This patch fails to apply to current Openfire svn copy in Netbeans for me.

I apply this patch to the selected source(org.jivesoftware.openfire.nio.XMLLightweightParser) in Eclipse , it’s ok.

So I upload the final source code ,thus you can simple replace the target.
XMLLightweightParser.java.zip (4034 Bytes)

Ok. Now i was able to apply your patch to the selected source file. Attaching the compiled openfire.jar, which should be copied intom /openfire/lib folder. Though i havent tested this and i’m not sure one need only the recompiled openfire.jar. But here you have it. Make a bacup of the original openfire.jar!
openfire.jar (7195618 Bytes)

1 Like

I just pass away…

Thank you! I’m going to test this jar today =)

Well, I’m testing Openfire 3.7.1 Alpha for 18 hrs. It works fine with no errors or warnings (clients are using Pandion). I’ve simply replaced openfire.jar with patched one.

Thank you, guys, for this update!

hanguokai, it looks like you are using Arrays.copyOf in you patch, which is not supported by Java 5 and it looks like wer are still supporting this obsolete version. This was already questioned, whether we should support this version, which has hitted end of life long time ago, see this poll (and maybe vote) http://community.igniterealtime.org/polls/1025

But, maybe you can make this patch with some other function still available in java 5? Meanwhile we have reverted this patch in the svn. But as i said, this can change.

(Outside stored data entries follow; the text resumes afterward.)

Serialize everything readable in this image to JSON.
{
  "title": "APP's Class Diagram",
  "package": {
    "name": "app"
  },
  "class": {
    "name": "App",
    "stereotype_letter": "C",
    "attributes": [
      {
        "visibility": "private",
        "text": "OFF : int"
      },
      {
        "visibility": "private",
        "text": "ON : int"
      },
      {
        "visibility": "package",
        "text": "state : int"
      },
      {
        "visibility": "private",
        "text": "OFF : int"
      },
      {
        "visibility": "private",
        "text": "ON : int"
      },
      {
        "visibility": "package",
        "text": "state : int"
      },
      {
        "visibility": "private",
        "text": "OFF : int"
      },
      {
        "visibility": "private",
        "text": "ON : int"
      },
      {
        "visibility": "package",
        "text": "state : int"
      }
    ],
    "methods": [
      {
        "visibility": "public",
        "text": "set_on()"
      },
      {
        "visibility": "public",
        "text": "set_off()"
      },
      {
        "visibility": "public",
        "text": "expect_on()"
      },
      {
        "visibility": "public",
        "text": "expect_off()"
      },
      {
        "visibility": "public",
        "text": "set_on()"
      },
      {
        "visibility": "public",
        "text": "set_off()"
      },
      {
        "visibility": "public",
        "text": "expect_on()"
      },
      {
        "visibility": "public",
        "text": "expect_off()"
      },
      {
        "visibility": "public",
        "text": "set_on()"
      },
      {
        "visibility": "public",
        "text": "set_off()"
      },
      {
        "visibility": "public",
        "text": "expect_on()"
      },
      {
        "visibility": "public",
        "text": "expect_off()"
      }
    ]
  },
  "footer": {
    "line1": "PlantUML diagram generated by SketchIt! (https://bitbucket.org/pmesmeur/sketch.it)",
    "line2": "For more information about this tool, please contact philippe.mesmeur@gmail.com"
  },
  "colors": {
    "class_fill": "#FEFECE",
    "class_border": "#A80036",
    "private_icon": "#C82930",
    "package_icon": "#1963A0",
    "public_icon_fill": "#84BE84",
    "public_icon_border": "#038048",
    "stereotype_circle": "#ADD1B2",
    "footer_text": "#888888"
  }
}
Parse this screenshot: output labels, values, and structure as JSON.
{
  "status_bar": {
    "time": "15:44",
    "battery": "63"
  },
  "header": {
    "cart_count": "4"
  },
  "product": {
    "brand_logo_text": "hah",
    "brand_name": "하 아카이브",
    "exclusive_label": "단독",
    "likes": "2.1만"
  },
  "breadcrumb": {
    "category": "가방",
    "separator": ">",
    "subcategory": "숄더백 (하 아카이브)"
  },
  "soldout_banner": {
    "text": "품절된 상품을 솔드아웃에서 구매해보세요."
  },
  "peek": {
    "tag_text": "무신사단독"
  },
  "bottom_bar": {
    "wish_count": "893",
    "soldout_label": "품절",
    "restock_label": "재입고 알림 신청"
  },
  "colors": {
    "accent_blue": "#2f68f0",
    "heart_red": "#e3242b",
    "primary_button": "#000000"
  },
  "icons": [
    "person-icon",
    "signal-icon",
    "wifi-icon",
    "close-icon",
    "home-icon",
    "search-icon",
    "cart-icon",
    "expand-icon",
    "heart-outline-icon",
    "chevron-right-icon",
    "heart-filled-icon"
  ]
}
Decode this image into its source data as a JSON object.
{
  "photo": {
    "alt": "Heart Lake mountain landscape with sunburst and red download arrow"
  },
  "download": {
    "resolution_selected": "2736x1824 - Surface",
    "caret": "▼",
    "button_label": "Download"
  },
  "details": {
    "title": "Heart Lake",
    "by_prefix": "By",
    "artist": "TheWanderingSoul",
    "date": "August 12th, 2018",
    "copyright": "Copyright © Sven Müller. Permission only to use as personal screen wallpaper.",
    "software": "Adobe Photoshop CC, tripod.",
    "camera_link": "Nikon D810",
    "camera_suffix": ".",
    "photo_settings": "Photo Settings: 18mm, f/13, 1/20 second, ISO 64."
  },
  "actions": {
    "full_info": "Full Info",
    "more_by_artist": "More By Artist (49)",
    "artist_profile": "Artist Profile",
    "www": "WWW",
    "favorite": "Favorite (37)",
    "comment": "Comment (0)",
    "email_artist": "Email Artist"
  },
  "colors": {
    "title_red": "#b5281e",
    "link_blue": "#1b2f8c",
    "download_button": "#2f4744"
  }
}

On last patch, I did not notice Java5 restrictions, I usually use the environment Java6.

This time I upload a new patch for Java5.

The old Statement:

char[] buf = Arrays.copyOf(charBuffer.array(), charBuffer.position());

It can be replaced with some other writings.

  1. char[] buf = charBuffer.flip().toString().toCharArray();
    

char[] buf = new char[charBuffer.position()];

charBuffer.flip();charBuffer.get(buf);

  1. use the implement of Arrays.copyOf :

char[] copy = new char[newLength];

System.arraycopy(original, 0, copy, 0,

Math.min(original.length, newLength));

I use method 2.
XMLLightweightParser.java.patch.zip (1706 Bytes)

Thank you! We are always looking for more openfire SVN committers, please consider it

daryl